始めに戦と武技、その神が忙しく、身動きがとれぬ。そう言っていたというのに意外と気安い、その事実と合わせて。そして信仰を強く得ている場であれば、隅々まで目が届く、その月と安息の女神の言葉。

「流石は、神職と、そう言ったところでしょうか。司教以上という訳でも無いのでしょうが。」
「あ、ダメですよ。そういった考え方はルール違反です。」
「所謂メタ視点、は駄目ですか。そうなると両親が残したものを探すのも、難しそうですね。」
「そっちは、大丈夫ですよ。そう頼まれていることもありますから。」

さて、ここまで話す、これが何処まで記憶に残るかは分からないが、理由はあるのだろうが。

「ご期待頂けるのは、勿論喜ばしい事ですが。」
「ええ。流石に、移動の時間、こればかりは。」

本来であれば、今こうしている時にそれを話す予定だったのだ。あれこれと、今ある物、見て回ったそれをどうにか寄せ集めてと。生憎と、トモエにしてもオユキにしても、こちらのそれに詳しくはないのだから。元はそういったものづくりに関わっていたとして、先にあげた様な根本的な差異、それがそこに立ちはだかる。

「もう、だから何回も聞いたじゃないですか。ご褒美は何がいいですかって。」
「いえ、流石にあの程度で釣り合いが取れる様な物では。」
「勿論お二人が自由に使える物ではありますけど、それ以上に私たちの都合に必要な物ですからね。」
「確かに、それはそうなのでしょうが。ただそのてこ入れがあるという事は。」

まぁ、つまりそういう事なのだろう。定められた期限がある。根底にある考え、二人で話した先延ばしの決断。其処までには色々間に合わせろという事であるらしい。

「実際の所、どれくらい時間があるのでしょうか。」

20年、それが切り離し、それだけを指しているはずも無い。その余波については想像すらできない事態なのだ。そもそも文字通り超常の存在が先延ばし、それをするほどの事態だ。理外の事が、想像の埒外の事が、色々とあるのだろう。それについては、まぁ、そもそも出来る事はそう話し合ったこともある。だからこそ、そう尋ねるのだが。

「えっと、切り離しまでは5年ですね。」
「つまり、助力が無ければ不可能という事では。」
「だから何度も聞いてるんですよ。本当に望みはないのかと。」

元々平均して年に一つ、そう考えるほどに、離れているのだ、物理的に。
それを半分にしろと言われるとなれば、もはや移動時間の短縮、それ以外に方法も無い。そして今ないものを作る、それにかかる時間というのは、優にそれを超える。仮に別の者が研究行っている代替技術があるにしても、いま実用化されていない以上話にならない。オユキたちだけでなく、実に多くの物が求めているはずなのだから、そもそもという話もあるが。

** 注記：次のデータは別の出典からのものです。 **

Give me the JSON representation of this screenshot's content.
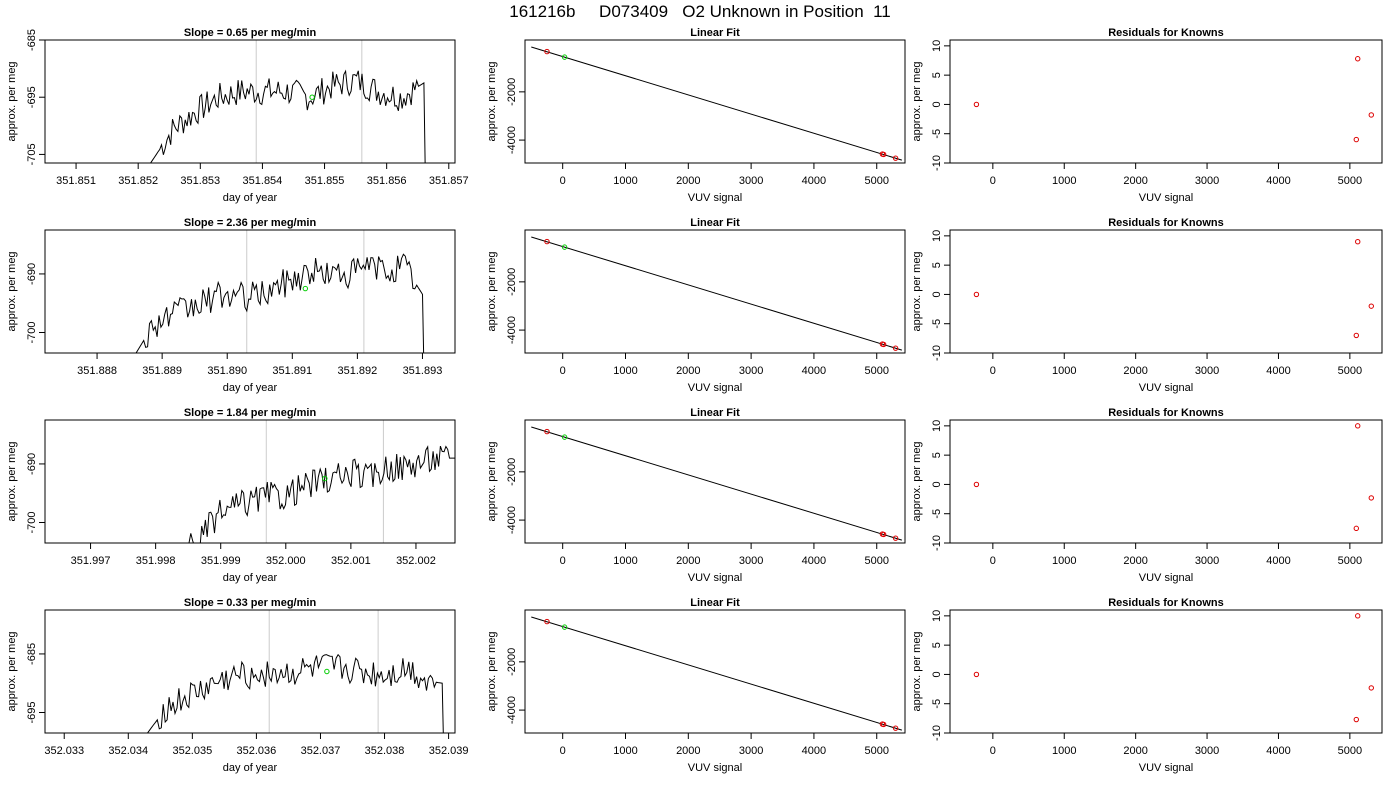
{
  "title": "161216b     D073409   O2 Unknown in Position  11",
  "chart_data": [
    {
      "type": "line",
      "title": "Slope =  0.65  per meg/min",
      "xlabel": "day of year",
      "ylabel": "approx. per meg",
      "xlim": [
        351.8505,
        351.8571
      ],
      "ylim": [
        -706.5,
        -685
      ],
      "xticks": [
        "351.851",
        "351.852",
        "351.853",
        "351.854",
        "351.855",
        "351.856",
        "351.857"
      ],
      "yticks": [
        "-685",
        "-695",
        "-705"
      ],
      "vlines": [
        351.8539,
        351.8556
      ],
      "marker": {
        "x": 351.8548,
        "y": -695,
        "color": "#00cc00"
      },
      "trace": {
        "start": 351.8522,
        "end": 351.8566,
        "base": -706.5,
        "levels": [
          -706.5,
          -700.5,
          -697.5,
          -695,
          -694,
          -694,
          -694,
          -695,
          -693,
          -692,
          -694,
          -695,
          -692.5
        ]
      }
    },
    {
      "type": "scatter",
      "title": "Linear Fit",
      "xlabel": "VUV signal",
      "ylabel": "approx. per meg",
      "xlim": [
        -600,
        5450
      ],
      "ylim": [
        -4950,
        150
      ],
      "xticks": [
        "0",
        "1000",
        "2000",
        "3000",
        "4000",
        "5000"
      ],
      "yticks": [
        "-2000",
        "-4000"
      ],
      "points": [
        [
          -250,
          -330
        ],
        [
          5090,
          -4580
        ],
        [
          5110,
          -4595
        ],
        [
          5300,
          -4750
        ]
      ],
      "unknown": [
        [
          30,
          -560
        ]
      ],
      "fit_line": [
        [
          -500,
          -140
        ],
        [
          5400,
          -4830
        ]
      ]
    },
    {
      "type": "scatter",
      "title": "Residuals for Knowns",
      "xlabel": "VUV signal",
      "ylabel": "approx. per meg",
      "xlim": [
        -600,
        5450
      ],
      "ylim": [
        -10,
        11
      ],
      "xticks": [
        "0",
        "1000",
        "2000",
        "3000",
        "4000",
        "5000"
      ],
      "yticks": [
        "-10",
        "-5",
        "0",
        "5",
        "10"
      ],
      "points": [
        [
          -230,
          0
        ],
        [
          5110,
          7.8
        ],
        [
          5300,
          -1.8
        ],
        [
          5090,
          -6
        ]
      ]
    },
    {
      "type": "line",
      "title": "Slope =  2.36  per meg/min",
      "xlabel": "day of year",
      "ylabel": "approx. per meg",
      "xlim": [
        351.8872,
        351.8935
      ],
      "ylim": [
        -703.5,
        -682.5
      ],
      "xticks": [
        "351.888",
        "351.889",
        "351.890",
        "351.891",
        "351.892",
        "351.893"
      ],
      "yticks": [
        "-690",
        "-700"
      ],
      "vlines": [
        351.8903,
        351.8921
      ],
      "marker": {
        "x": 351.8912,
        "y": -692.5,
        "color": "#00cc00"
      },
      "trace": {
        "start": 351.8886,
        "end": 351.893,
        "base": -703.5,
        "levels": [
          -703.5,
          -698.5,
          -697,
          -696,
          -694.5,
          -693.5,
          -694,
          -693.5,
          -692,
          -690.5,
          -689.5,
          -690,
          -690,
          -688.5,
          -689.5,
          -688.5,
          -693.5
        ]
      }
    },
    {
      "type": "scatter",
      "title": "Linear Fit",
      "xlabel": "VUV signal",
      "ylabel": "approx. per meg",
      "xlim": [
        -600,
        5450
      ],
      "ylim": [
        -4950,
        150
      ],
      "xticks": [
        "0",
        "1000",
        "2000",
        "3000",
        "4000",
        "5000"
      ],
      "yticks": [
        "-2000",
        "-4000"
      ],
      "points": [
        [
          -250,
          -330
        ],
        [
          5090,
          -4580
        ],
        [
          5110,
          -4595
        ],
        [
          5300,
          -4750
        ]
      ],
      "unknown": [
        [
          30,
          -560
        ]
      ],
      "fit_line": [
        [
          -500,
          -140
        ],
        [
          5400,
          -4830
        ]
      ]
    },
    {
      "type": "scatter",
      "title": "Residuals for Knowns",
      "xlabel": "VUV signal",
      "ylabel": "approx. per meg",
      "xlim": [
        -600,
        5450
      ],
      "ylim": [
        -10,
        11
      ],
      "xticks": [
        "0",
        "1000",
        "2000",
        "3000",
        "4000",
        "5000"
      ],
      "yticks": [
        "-10",
        "-5",
        "0",
        "5",
        "10"
      ],
      "points": [
        [
          -230,
          0
        ],
        [
          5110,
          9
        ],
        [
          5300,
          -2
        ],
        [
          5090,
          -7
        ]
      ]
    },
    {
      "type": "line",
      "title": "Slope =  1.84  per meg/min",
      "xlabel": "day of year",
      "ylabel": "approx. per meg",
      "xlim": [
        351.9963,
        352.0026
      ],
      "ylim": [
        -703.5,
        -682.5
      ],
      "xticks": [
        "351.997",
        "351.998",
        "351.999",
        "352.000",
        "352.001",
        "352.002"
      ],
      "yticks": [
        "-690",
        "-700"
      ],
      "vlines": [
        351.9997,
        352.0015
      ],
      "marker": {
        "x": 352.0006,
        "y": -692.5,
        "color": "#00cc00"
      },
      "trace": {
        "start": 351.9984,
        "end": 352.0026,
        "base": -703.5,
        "levels": [
          -703.5,
          -703.5,
          -699,
          -697.5,
          -696.5,
          -695.5,
          -695.5,
          -694,
          -693,
          -692.5,
          -691.5,
          -692.5,
          -690.5,
          -690.5,
          -689.5,
          -689,
          -689
        ]
      }
    },
    {
      "type": "scatter",
      "title": "Linear Fit",
      "xlabel": "VUV signal",
      "ylabel": "approx. per meg",
      "xlim": [
        -600,
        5450
      ],
      "ylim": [
        -4950,
        150
      ],
      "xticks": [
        "0",
        "1000",
        "2000",
        "3000",
        "4000",
        "5000"
      ],
      "yticks": [
        "-2000",
        "-4000"
      ],
      "points": [
        [
          -250,
          -330
        ],
        [
          5090,
          -4580
        ],
        [
          5110,
          -4595
        ],
        [
          5300,
          -4750
        ]
      ],
      "unknown": [
        [
          30,
          -560
        ]
      ],
      "fit_line": [
        [
          -500,
          -140
        ],
        [
          5400,
          -4830
        ]
      ]
    },
    {
      "type": "scatter",
      "title": "Residuals for Knowns",
      "xlabel": "VUV signal",
      "ylabel": "approx. per meg",
      "xlim": [
        -600,
        5450
      ],
      "ylim": [
        -10,
        11
      ],
      "xticks": [
        "0",
        "1000",
        "2000",
        "3000",
        "4000",
        "5000"
      ],
      "yticks": [
        "-10",
        "-5",
        "0",
        "5",
        "10"
      ],
      "points": [
        [
          -230,
          0
        ],
        [
          5110,
          10
        ],
        [
          5300,
          -2.3
        ],
        [
          5090,
          -7.5
        ]
      ]
    },
    {
      "type": "line",
      "title": "Slope =  0.33  per meg/min",
      "xlabel": "day of year",
      "ylabel": "approx. per meg",
      "xlim": [
        352.0327,
        352.0391
      ],
      "ylim": [
        -698.5,
        -677.5
      ],
      "xticks": [
        "352.033",
        "352.034",
        "352.035",
        "352.036",
        "352.037",
        "352.038",
        "352.039"
      ],
      "yticks": [
        "-685",
        "-695"
      ],
      "vlines": [
        352.0362,
        352.0379
      ],
      "marker": {
        "x": 352.0371,
        "y": -688,
        "color": "#00cc00"
      },
      "trace": {
        "start": 352.0343,
        "end": 352.0389,
        "base": -698.5,
        "levels": [
          -698.5,
          -694.5,
          -693,
          -691.5,
          -690,
          -689,
          -688.5,
          -688,
          -688.5,
          -688,
          -687.5,
          -687.5,
          -688,
          -688.5,
          -688.5,
          -687.5,
          -689.5,
          -690
        ]
      }
    },
    {
      "type": "scatter",
      "title": "Linear Fit",
      "xlabel": "VUV signal",
      "ylabel": "approx. per meg",
      "xlim": [
        -600,
        5450
      ],
      "ylim": [
        -4950,
        150
      ],
      "xticks": [
        "0",
        "1000",
        "2000",
        "3000",
        "4000",
        "5000"
      ],
      "yticks": [
        "-2000",
        "-4000"
      ],
      "points": [
        [
          -250,
          -330
        ],
        [
          5090,
          -4580
        ],
        [
          5110,
          -4595
        ],
        [
          5300,
          -4750
        ]
      ],
      "unknown": [
        [
          30,
          -560
        ]
      ],
      "fit_line": [
        [
          -500,
          -140
        ],
        [
          5400,
          -4830
        ]
      ]
    },
    {
      "type": "scatter",
      "title": "Residuals for Knowns",
      "xlabel": "VUV signal",
      "ylabel": "approx. per meg",
      "xlim": [
        -600,
        5450
      ],
      "ylim": [
        -10,
        11
      ],
      "xticks": [
        "0",
        "1000",
        "2000",
        "3000",
        "4000",
        "5000"
      ],
      "yticks": [
        "-10",
        "-5",
        "0",
        "5",
        "10"
      ],
      "points": [
        [
          -230,
          0
        ],
        [
          5110,
          10
        ],
        [
          5300,
          -2.3
        ],
        [
          5090,
          -7.7
        ]
      ]
    }
  ]
}
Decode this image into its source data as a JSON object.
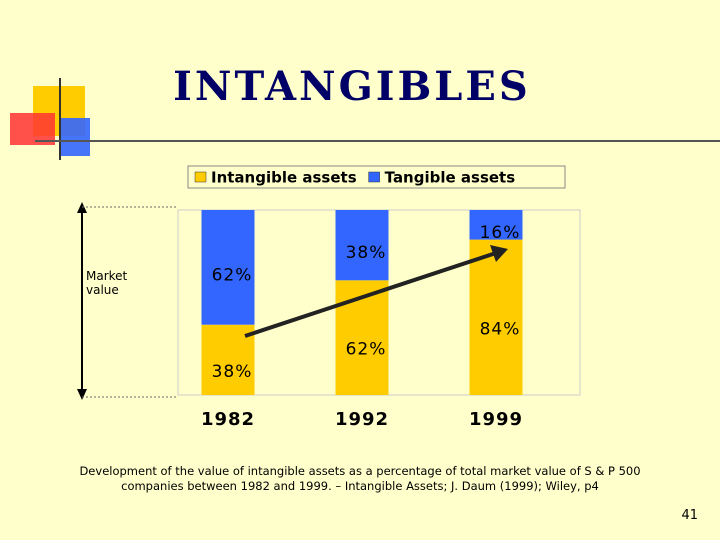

「他から色々と言われそうなものですが。ああ、それでアベルさんに公爵ですか。」
「はい。情報の公開それができる物は用意しますけど。」
「甘味の要求、そちらはそのように相殺しますか。」

そう、手の取り合い、加護はそこに。なので一方通行とはならない。だからこそ改めて、私欲もあるだろうが。

「本当に、忙しないものですね。」
「その。」
「いえ、もう少し早くなどとは言いませんよ。」

そう、それを求めたりはしない。つまりこれとて試練の一環ではあるのだ。ギリギリ、それこそ助力を受けた上で、それに付随する多くをかなえた上で。そうしなければ叶える事も許されない、そんな大それたことを願っているのだから。

「後は、目を覚ました時にどの程度記憶に残っているか、ですが。」
「今回については、一部を除いてそのままに。」

つまり、今こうして認識できている、その流れはそのままという事らしい。周囲の動きが止まっている。時間の経過は判断しにくい。しかし、そこれならそれでやりようもある物だ。無論、それとて許されているからに過ぎない。
あまり話題に口を挟まなかったトモエ、話題の切り替えのタイミングで並んだ料理、それに口を付けていたはずだが、それがオユキが認識している話題以上に減っている。連続性があやふやな中、そんなぶつ切りのフィルムの様な時間。まずい話題など、そこをそっくり切り取ってしまえばいいものなのだから。

「では、神殿で、改めて。」
「闘技大会の終わり、では無いのですね。」
「こちらの人達が調べられませんから。」

そうして少しの間話は続く。そして気が付けば目が覚めるだろう。夜こうした時間を持った、その整合性が取れる形、その記憶が今は色の無いそれぞれに与えられたうえで。